Detecting and counting copies of permutation patterns are fundamental algorithmic problems, with applications in the analysis of rankings, nonparametric statistics, and property testing tasks such as independence and quasirandomness testing. From an algorithmic perspective, there is a sharp difference in complexity between detecting and counting the copies of a given length-$k$ pattern in a length-$n$ permutation. The former admits a $2^{\mathcal{O}(k^2)} \cdot n$ time algorithm (Guillemot and Marx, 2014) while the latter cannot be solved in time $f(k)\cdot n^{o(k/\log k)}$ unless the Exponential Time Hypothesis (ETH) fails (Berendsohn, Kozma, and Marx, 2021). In fact already for patterns of length 4, exact counting is unlikely to admit near-linear time algorithms under standard fine-grained complexity assumptions (Dudek and Gawrychowski, 2020). Recently, Ben-Eliezer, Mitrović and Sristava (2026) showed that for patterns of length up to 5, a $(1+\varepsilon)$-approximation of the pattern count can be computed in near-linear time, yielding a separation between exact and approximate counting for small patterns, and conjectured that approximate counting is asymptotically easier than exact counting in general. We strongly refute their conjecture by showing that, under ETH, no algorithm running in time $f(k)\cdot n^{o(k/\log k)}$ can approximate the number of copies of a length-$k$ pattern within a multiplicative factor $n^{(1/2-\varepsilon)k}$. The lower bound on runtime matches the conditional lower bound for exact pattern counting, and the obtained bound on the multiplicative error factor is essentially tight, as an $n^{k/2}$-approximation can be computed in $2^{\mathcal{O}(k^2)}\cdot n$ time using an algorithm for pattern detection.
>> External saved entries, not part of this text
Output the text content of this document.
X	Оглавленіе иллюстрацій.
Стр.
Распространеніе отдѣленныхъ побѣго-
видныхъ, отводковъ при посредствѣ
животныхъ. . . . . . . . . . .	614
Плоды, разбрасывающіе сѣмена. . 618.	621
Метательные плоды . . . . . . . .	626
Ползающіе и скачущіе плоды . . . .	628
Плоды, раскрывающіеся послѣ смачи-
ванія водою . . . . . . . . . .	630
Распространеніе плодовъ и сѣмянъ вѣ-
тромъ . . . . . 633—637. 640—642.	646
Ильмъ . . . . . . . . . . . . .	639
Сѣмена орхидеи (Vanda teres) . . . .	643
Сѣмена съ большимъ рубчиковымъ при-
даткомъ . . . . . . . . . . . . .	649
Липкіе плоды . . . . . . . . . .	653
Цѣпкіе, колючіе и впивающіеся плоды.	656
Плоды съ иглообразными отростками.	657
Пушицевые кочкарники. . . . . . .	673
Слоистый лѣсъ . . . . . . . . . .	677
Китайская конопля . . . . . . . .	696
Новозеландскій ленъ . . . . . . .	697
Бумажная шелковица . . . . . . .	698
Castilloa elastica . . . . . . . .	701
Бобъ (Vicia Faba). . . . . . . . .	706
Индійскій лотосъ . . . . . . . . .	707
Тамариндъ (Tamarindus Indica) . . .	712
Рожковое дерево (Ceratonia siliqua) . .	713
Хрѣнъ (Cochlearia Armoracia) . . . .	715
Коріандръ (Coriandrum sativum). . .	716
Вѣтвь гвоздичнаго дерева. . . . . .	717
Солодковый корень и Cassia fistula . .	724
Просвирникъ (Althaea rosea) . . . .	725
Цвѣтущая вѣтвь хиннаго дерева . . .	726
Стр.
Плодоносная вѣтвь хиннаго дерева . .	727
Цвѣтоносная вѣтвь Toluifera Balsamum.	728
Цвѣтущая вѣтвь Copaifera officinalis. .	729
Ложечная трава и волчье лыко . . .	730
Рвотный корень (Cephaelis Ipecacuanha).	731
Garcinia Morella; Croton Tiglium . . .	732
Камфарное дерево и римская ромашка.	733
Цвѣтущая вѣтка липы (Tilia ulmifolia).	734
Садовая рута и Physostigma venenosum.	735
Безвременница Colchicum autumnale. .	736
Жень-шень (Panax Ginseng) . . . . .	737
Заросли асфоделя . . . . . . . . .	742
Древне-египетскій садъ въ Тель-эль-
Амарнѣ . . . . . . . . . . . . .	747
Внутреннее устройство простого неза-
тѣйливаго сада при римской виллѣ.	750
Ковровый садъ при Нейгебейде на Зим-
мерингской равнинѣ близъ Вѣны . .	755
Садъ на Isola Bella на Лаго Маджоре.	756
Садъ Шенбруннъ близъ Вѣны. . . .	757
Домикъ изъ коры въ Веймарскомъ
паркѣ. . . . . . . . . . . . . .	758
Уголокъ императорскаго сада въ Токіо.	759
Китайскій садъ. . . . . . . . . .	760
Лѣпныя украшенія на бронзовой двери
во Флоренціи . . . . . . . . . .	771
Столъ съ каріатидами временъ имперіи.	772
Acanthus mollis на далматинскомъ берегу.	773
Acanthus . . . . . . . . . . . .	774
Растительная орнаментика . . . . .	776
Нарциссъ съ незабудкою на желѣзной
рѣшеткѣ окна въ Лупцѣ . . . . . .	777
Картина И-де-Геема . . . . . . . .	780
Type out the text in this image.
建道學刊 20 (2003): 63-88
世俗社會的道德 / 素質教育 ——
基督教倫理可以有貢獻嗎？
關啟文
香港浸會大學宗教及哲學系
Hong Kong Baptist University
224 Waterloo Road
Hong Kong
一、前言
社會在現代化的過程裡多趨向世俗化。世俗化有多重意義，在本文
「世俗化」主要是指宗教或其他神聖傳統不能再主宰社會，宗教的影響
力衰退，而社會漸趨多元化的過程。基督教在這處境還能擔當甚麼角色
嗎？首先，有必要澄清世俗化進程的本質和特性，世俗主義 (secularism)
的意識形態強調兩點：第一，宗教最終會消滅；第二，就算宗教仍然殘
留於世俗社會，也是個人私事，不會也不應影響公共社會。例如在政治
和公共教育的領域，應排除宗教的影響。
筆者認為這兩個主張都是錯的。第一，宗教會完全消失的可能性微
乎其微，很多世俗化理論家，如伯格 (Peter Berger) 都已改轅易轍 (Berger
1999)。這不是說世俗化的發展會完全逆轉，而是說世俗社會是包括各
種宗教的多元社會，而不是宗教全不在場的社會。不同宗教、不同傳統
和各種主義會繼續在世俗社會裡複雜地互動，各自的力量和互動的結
翻译：检测和计数排列模式副本是基本的算法问题，在排序分析、非参数统计以及独立性测试和拟随机性测试等性质检验任务中具有重要应用。从算法角度来看，在长度为$n$的排列中检测和计数给定长度为$k$的模式副本之间存在显著的计算复杂度差异：前者存在$2^{\mathcal{O}(k^2)} \cdot n$时间复杂度的算法（Guillemot and Marx, 2014），而后者在指数时间假设（ETH）成立的情况下，无法在$f(k)\cdot n^{o(k/\log k)}$时间内求解（Berendsohn, Kozma, and Marx, 2021）。事实上，对于长度为4的模式，在标准细粒度复杂度假设下，精确计数已难以实现近线性时间算法（Dudek and Gawrychowski, 2020）。近来，Ben-Eliezer、Mitrović和Sristava（2026）证明，对于长度不超过5的模式，可以在近线性时间内计算模式计数的$(1+\varepsilon)$-近似值，这揭示了短模式精确计数与近似计数之间的分离现象，并推测一般情形下近似计数在渐近意义上比精确计数更易处理。我们通过证明以下结论有力反驳了其猜想：在ETH假设下，不存在运行时间为$f(k)\cdot n^{o(k/\log k)}$的算法能够以$n^{(1/2-\varepsilon)k}$倍乘法因子近似计算长度为$k$的模式副本数量。该运行时间下界与精确模式计数的条件下界相匹配，且所获得的乘法误差因子界本质上是紧的——利用模式检测算法可在$2^{\mathcal{O}(k^2)}\cdot n$时间内计算出$n^{k/2}$倍的近似解。